He made sandwiches at Subway. Not as a metaphor - as his first job. Then he went to UC Davis, studied International Relations and Cultural Anthropology, and somehow ended up on the shortlist of people you call when a Series B company has a world-class product and a go-to-market strategy that isn't working.
Joubin Mirzadegan has spent his career at the unglamorous seam where great technology meets the real world. Not in a boardroom debating TAM. In the field, building sales teams, hiring reps, drilling pipeline, and turning technical founders' brilliant ideas into something that actually scales. The two acquisitions - Bracket Computing (by VMware) and Evident.io (by Palo Alto Networks) - were not accidents. They were the residue of a relentlessly well-built go-to-market engine, running at every company Joubin touched.
At Palo Alto Networks, he ran the Central US cloud business. He inherited one enterprise account executive and $2M in ARR. Four quarters later, he had twelve reps and $50M. That's not a typo. That's not a rounding error. That's what happens when someone who deeply understands how buyers think, how sellers fail, and how organizations actually make purchasing decisions gets to run the play his way.
Kleiner Perkins came calling in 2019. They didn't need another investor who could read a cap table.
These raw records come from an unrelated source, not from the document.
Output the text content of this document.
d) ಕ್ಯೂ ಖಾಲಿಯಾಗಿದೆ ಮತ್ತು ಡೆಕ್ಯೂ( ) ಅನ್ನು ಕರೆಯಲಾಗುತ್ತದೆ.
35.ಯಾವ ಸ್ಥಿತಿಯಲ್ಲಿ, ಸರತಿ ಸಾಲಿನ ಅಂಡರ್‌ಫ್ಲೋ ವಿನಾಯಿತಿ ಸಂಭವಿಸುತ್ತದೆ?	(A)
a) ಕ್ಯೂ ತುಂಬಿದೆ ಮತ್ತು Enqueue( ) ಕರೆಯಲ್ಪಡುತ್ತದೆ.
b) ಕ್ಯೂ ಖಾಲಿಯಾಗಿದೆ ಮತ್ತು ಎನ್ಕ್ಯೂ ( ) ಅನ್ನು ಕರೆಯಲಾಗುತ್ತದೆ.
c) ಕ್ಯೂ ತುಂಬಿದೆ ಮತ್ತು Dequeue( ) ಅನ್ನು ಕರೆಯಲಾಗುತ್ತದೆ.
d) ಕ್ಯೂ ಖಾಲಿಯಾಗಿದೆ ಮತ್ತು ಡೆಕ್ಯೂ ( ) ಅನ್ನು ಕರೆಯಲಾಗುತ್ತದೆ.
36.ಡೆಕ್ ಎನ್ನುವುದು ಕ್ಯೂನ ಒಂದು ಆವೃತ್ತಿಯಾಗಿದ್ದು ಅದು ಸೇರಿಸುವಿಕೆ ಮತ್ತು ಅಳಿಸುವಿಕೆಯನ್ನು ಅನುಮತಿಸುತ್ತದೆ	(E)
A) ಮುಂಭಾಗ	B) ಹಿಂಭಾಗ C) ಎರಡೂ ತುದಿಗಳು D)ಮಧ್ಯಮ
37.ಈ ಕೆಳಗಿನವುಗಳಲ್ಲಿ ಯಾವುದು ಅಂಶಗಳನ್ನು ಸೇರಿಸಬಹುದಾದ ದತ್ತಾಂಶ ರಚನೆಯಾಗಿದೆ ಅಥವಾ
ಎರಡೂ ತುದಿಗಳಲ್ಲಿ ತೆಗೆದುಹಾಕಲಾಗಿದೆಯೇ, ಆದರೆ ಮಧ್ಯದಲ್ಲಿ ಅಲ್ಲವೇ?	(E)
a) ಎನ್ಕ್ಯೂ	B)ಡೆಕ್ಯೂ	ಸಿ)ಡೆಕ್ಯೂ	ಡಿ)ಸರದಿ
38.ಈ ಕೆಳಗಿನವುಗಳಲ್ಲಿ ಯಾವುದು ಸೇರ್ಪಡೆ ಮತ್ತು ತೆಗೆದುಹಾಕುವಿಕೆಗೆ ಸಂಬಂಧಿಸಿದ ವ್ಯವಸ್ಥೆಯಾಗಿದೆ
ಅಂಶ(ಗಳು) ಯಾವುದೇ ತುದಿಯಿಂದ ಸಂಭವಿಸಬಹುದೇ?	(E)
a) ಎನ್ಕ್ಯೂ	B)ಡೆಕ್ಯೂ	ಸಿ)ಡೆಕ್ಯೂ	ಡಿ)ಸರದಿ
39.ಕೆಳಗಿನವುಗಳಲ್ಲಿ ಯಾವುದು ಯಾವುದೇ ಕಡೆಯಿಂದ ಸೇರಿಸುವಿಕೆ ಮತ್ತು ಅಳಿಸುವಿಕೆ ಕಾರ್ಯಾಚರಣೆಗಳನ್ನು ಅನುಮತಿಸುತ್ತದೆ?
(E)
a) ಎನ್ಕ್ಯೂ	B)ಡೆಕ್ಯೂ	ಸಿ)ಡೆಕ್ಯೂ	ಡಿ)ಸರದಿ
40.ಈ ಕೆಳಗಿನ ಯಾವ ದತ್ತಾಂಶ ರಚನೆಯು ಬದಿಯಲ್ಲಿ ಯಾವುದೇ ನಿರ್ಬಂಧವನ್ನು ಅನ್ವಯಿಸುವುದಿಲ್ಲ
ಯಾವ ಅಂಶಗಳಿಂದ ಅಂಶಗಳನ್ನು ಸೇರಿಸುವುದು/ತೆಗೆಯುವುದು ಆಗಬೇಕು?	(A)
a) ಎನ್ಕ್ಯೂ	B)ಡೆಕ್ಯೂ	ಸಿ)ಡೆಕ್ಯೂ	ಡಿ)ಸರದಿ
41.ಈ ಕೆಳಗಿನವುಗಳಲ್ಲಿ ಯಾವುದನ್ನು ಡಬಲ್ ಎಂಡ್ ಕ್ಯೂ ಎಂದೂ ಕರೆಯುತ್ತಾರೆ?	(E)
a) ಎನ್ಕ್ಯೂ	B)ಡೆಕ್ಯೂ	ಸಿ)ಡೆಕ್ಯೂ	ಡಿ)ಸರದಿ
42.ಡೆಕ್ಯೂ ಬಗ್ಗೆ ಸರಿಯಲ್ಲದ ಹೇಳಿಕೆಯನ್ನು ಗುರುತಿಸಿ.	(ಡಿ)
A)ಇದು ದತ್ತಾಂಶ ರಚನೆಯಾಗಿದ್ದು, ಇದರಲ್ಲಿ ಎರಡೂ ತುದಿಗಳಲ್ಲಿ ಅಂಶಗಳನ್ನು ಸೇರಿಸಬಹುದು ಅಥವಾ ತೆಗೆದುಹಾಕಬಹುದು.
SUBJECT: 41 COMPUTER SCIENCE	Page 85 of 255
They needed someone who could sit across from a brilliant technical founder and help them understand why their product, as good as it was, wasn't selling. Joubin joined as Go-to-Market Operating Partner - a title that undersells the actual job, which is closer to: coach, therapist, strategist, and occasional truth-teller to some of the most successful founders in Silicon Valley.
He speaks English, Farsi, and Spanish. He moved through Chicago, San Diego, and San Francisco, calling each home. He has an anthropologist's instinct for how organizations and communities actually work - which, if you think about it, is exactly what sales is. Every deal is a small civilization with its own politics, customs, and value systems. Joubin grew up studying how those systems function. Then he figured out how to sell to them.
The Grit podcast started as a deliberate strategy. He wanted a reason to call the CROs he was trying to recruit for KP portfolio companies. The show gave him a door in. He committed to 100 episodes before evaluating whether it worked - a discipline that most podcasters cannot maintain and most VCs would not attempt. It worked. Grit is now a top-1%-worldwide podcast. His guests have included John Doerr (KP's own legendary investor), Evan Spiegel (who turned down Facebook's $3 billion and built Snap anyway), Michelle Zatlyn (Cloudflare's co-founder), and Bret Taylor (who co-created Google Maps, was CTO at Facebook, and is now building AI agents). He does not send questions in advance. He controls the room temperature and the lighting. He rolls cameras before anyone's settled. The result is conversations that feel different - more honest, more specific, more useful.
Then, in late 2025, he made the move that changes the entire story. He co-founded Roadrunner - alongside Ajay Natarajan and Eugene Shao - and became its CEO. It's Kleiner Perkins' first incubation since Glean. The product is AI-native CPQ: the ugly, mission-critical infrastructure that enterprise sales teams use to configure pricing and generate quotes. The kind of software that every salesperson hates but every deal depends on. Roadrunner is rebuilding the data model from scratch, using AI to recommend deal structures the way your best rep would - except it never sleeps, never misquotes, and doesn't ask for 60-day lead times.
Mamoon Hamid put Joubin in the guest seat for a special "Reverse Grit" episode when the news broke. The man who had interviewed 150+ founders about what it means to build had finally gone back into the arena. "Building this company has brought me the most energy I've ever felt in my career," he said on the episode. You believe him. Not because it's a nice thing to say, but because the whole arc of the career points here - to a person who spent years helping other people's companies succeed and finally decided to try his hand at his own.